Derby Turn
- Interactive map of Derby Turn
- Location: Burton upon Trent, England
- Coordinates: 52°48′53″N 1°38′01″W﻿ / ﻿52.8146°N 1.6335°W
- Surface: Grass
- Record attendance: 6,000

Construction
- Closed: 1901

Tenant
- Burton Wanderers

= Derby Turn =

Athletics stadium in Burton upon Trent, England

Derby Turn was a football and athletics stadium in Burton upon Trent in England. It was the home ground of Burton Wanderers, who played in the Football League during the mid-1890s, and was also used to host athletics meetings.

==History==
The ground was built on a site between Derby Road and the parallel railway line to the north of Burton town centre. The ground's record attendance was set on 10 February 1894 for an FA Cup match between Burton Wanderers and Notts County.
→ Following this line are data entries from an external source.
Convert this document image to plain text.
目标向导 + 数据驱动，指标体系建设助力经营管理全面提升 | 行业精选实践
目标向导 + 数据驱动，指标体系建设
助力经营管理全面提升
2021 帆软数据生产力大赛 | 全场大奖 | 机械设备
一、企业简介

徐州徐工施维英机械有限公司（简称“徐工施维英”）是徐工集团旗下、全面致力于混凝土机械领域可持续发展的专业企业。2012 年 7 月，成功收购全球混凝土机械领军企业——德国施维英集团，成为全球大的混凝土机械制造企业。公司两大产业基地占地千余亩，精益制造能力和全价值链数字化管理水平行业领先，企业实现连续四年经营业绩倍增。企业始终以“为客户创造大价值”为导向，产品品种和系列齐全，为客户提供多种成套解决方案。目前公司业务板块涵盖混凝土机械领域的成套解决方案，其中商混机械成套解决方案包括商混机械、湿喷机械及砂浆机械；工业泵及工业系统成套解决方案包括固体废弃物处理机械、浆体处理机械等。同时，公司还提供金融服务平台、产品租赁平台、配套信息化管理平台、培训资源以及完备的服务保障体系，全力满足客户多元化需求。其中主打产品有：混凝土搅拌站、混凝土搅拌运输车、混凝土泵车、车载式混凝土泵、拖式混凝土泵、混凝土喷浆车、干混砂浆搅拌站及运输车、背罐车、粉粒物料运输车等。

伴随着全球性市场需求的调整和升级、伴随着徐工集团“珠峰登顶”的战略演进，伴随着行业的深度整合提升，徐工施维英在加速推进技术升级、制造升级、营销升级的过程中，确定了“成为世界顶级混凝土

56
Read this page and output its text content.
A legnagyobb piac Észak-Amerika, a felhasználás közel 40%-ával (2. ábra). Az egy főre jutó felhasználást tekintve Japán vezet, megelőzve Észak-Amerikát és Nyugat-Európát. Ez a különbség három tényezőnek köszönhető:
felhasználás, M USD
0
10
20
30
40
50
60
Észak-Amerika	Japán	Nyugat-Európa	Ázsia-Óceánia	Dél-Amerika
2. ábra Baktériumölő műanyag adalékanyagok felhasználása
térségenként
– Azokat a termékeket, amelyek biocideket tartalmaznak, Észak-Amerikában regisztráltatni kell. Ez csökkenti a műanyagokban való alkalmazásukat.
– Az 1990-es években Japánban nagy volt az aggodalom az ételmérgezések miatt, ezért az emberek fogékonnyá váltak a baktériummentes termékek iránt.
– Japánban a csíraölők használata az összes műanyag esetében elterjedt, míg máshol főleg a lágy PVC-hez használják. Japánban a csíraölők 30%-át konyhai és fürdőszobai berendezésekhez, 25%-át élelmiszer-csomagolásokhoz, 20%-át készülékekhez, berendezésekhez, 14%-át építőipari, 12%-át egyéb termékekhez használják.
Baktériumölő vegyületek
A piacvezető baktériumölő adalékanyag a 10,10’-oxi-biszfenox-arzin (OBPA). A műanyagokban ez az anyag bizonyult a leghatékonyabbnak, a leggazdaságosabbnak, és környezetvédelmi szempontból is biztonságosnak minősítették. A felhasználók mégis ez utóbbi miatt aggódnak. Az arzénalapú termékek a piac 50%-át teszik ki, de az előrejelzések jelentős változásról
Temporary stands were erected for the match, which Notts County won 2–1. The highest attendance for a Football League match was 5,000 for a Burton derby game between Wanderers and Burton Swifts on 25 December 1896, with Wanderers winning the game 1–0.

In 1901 Wanderers and Swifts merged to form Burton United, with the new club playing at Swifts' Peel Croft ground. Most of the Derby Road site was bought by Midland Railway to extend the Dixie sidings.